6
votes

I created a Gensim LDA Model as shown in this tutorial: https://www.machinelearningplus.com/nlp/topic-modeling-gensim-python/

lda_model = gensim.models.LdaMulticore(data_df['bow_corpus'], num_topics=10, id2word=dictionary, random_state=100, chunksize=100, passes=10, per_word_topics=True)

And it generates 10 topics with a log_perplexity of:

lda_model.log_perplexity(data_df['bow_corpus']) = -5.325966117835991

But when I run the coherence model on it to calculate coherence score, like so:

coherence_model_lda = CoherenceModel(model=lda_model, texts=data_df['bow_corpus'].tolist(), dictionary=dictionary, coherence='c_v')
with np.errstate(invalid='ignore'):
    lda_score = coherence_model_lda.get_coherence()
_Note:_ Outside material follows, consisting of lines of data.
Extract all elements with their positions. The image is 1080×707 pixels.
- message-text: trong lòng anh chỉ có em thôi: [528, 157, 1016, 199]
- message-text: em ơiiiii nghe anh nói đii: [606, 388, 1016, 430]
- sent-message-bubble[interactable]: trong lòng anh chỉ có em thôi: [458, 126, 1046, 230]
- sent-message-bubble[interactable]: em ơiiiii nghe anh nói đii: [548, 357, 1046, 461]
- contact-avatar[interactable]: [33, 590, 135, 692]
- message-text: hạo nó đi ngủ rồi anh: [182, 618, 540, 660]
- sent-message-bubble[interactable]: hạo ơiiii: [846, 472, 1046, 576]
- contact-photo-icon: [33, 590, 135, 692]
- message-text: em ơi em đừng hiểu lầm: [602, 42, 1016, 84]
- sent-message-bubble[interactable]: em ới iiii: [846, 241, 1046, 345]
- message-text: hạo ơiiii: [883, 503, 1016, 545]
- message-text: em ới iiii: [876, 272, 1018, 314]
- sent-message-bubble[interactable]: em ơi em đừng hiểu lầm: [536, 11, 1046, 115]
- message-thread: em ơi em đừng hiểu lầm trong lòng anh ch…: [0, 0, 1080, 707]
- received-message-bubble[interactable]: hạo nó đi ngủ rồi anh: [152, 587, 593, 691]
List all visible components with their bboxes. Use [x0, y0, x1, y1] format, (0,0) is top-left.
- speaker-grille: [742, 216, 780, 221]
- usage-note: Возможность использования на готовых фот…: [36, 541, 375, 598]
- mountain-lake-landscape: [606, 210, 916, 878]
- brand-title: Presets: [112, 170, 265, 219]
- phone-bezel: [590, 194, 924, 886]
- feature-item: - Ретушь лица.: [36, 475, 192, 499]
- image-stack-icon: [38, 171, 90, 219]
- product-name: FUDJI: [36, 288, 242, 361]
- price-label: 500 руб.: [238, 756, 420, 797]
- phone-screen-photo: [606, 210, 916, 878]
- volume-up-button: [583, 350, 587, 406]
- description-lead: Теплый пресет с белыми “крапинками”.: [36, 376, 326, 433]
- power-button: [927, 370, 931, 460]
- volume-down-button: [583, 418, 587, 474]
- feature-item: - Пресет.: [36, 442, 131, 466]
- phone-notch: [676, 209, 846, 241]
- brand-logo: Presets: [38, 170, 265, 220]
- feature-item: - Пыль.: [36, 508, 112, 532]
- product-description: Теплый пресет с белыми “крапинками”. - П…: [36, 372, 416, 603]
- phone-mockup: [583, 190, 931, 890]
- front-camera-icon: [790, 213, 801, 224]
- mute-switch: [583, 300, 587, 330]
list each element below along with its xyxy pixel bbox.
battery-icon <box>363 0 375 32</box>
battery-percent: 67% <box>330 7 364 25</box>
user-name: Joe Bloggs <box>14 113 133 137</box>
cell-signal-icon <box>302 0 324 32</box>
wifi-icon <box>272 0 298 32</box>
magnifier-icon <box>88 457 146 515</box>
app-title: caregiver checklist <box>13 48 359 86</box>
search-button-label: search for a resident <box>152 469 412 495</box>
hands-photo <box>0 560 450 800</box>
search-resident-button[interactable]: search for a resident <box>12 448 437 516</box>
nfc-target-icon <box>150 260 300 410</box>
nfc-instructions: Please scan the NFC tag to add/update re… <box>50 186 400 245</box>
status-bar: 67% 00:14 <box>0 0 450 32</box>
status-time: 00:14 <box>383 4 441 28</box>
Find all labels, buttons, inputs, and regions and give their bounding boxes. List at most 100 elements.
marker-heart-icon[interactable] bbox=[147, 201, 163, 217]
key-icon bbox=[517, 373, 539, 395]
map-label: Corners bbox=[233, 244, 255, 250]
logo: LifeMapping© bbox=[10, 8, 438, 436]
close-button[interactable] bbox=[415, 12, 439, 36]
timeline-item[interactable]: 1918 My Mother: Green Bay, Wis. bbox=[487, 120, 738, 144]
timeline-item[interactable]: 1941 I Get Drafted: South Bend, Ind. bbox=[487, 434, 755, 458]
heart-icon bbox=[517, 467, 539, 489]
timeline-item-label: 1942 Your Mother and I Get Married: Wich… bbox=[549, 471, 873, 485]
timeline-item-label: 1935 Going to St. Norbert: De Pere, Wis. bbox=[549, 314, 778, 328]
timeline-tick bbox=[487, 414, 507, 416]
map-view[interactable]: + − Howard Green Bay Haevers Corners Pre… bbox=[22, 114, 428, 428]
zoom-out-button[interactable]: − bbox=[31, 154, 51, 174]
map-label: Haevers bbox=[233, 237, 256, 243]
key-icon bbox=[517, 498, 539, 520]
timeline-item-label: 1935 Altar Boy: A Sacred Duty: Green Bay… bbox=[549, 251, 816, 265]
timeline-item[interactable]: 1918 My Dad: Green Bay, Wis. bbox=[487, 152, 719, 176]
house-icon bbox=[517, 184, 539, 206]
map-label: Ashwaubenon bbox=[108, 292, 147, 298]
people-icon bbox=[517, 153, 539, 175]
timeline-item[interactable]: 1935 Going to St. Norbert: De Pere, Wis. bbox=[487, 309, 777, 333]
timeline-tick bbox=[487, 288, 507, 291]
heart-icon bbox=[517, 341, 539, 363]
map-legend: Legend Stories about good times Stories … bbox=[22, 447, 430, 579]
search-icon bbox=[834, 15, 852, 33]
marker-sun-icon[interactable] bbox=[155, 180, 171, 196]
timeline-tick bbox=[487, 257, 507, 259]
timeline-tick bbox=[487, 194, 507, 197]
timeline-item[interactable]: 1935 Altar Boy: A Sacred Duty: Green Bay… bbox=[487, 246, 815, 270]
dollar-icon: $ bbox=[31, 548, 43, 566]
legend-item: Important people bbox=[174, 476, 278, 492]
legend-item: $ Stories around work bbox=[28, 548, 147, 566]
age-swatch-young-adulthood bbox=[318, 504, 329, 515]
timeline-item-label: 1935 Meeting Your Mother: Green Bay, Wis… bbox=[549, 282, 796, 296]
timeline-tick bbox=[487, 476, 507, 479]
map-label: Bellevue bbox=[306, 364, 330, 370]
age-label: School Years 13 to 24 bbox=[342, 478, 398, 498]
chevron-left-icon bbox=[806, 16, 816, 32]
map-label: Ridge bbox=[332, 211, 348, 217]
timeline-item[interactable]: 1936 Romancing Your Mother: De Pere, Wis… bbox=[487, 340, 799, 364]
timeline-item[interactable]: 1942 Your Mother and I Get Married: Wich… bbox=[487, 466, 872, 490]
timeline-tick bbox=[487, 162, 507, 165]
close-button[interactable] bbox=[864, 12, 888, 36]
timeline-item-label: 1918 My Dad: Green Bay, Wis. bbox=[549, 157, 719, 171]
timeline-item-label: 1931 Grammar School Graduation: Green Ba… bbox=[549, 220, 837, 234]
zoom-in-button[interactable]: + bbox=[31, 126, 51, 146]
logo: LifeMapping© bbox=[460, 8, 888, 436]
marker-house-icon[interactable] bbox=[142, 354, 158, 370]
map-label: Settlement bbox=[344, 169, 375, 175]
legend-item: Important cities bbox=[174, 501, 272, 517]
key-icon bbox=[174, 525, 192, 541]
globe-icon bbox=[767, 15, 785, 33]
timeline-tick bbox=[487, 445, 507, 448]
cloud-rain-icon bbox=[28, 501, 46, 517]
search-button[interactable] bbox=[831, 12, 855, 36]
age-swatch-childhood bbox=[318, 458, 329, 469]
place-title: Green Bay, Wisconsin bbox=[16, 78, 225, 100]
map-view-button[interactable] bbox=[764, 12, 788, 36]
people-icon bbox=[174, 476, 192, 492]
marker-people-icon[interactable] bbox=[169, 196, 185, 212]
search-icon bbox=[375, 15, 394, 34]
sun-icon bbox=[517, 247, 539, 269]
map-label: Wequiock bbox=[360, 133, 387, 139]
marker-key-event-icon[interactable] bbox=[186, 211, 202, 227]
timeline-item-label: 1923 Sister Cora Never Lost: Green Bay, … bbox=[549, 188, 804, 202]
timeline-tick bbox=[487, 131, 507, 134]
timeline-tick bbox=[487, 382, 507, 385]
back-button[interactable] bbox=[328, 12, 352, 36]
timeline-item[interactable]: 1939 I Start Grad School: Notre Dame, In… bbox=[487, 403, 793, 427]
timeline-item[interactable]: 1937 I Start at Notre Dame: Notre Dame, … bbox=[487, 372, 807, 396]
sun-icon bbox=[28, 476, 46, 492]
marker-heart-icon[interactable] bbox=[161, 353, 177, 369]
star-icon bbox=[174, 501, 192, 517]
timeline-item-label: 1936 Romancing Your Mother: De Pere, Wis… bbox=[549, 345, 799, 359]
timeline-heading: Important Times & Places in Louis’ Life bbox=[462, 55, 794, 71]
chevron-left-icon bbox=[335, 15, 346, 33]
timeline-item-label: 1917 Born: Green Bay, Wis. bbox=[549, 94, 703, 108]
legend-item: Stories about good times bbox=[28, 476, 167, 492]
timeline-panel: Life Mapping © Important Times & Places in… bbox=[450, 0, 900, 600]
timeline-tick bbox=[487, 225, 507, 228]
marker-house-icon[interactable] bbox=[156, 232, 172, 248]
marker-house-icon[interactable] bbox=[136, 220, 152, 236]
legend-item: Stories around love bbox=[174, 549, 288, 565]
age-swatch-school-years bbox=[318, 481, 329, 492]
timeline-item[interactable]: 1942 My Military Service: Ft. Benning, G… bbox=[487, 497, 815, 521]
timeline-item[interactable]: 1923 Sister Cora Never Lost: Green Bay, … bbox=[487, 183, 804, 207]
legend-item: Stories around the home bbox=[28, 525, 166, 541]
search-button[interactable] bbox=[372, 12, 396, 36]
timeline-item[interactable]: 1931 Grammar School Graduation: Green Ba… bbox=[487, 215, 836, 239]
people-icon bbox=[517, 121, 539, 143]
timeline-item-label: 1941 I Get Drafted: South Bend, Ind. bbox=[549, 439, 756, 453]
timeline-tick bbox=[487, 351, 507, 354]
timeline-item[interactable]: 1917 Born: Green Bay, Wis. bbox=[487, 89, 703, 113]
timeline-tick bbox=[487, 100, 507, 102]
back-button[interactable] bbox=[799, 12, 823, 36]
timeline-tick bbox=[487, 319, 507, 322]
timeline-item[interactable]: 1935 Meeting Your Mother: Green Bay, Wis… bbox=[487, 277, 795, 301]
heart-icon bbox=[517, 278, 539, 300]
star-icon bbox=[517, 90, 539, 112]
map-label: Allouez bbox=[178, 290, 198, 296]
My LDA-Score is nan. What am I doing wrong here?

2

2 Answers

8
votes

Solved! Coherence Model requires the original text, instead of the training corpus fed to LDA_Model - so when i ran this:

coherence_model_lda = CoherenceModel(model=lda_model, texts=data_df['corpus'].tolist(), dictionary=dictionary, coherence='c_v')
with np.errstate(invalid='ignore'):
    lda_score = coherence_model_lda.get_coherence()

I got a coherence score of: 0.462

Hope this helps someone else making the same mistake. Thanks!

0
votes

The documentation (https://radimrehurek.com/gensim/models/coherencemodel.html) says to provide "Tokenized texts" (list of list of str) - these should be your texts split into individual words that are in the dictionary you provide to CoherenceModel. If you provide the full texts that are not tokenized, there are no entries in the lookup dictionary for the words.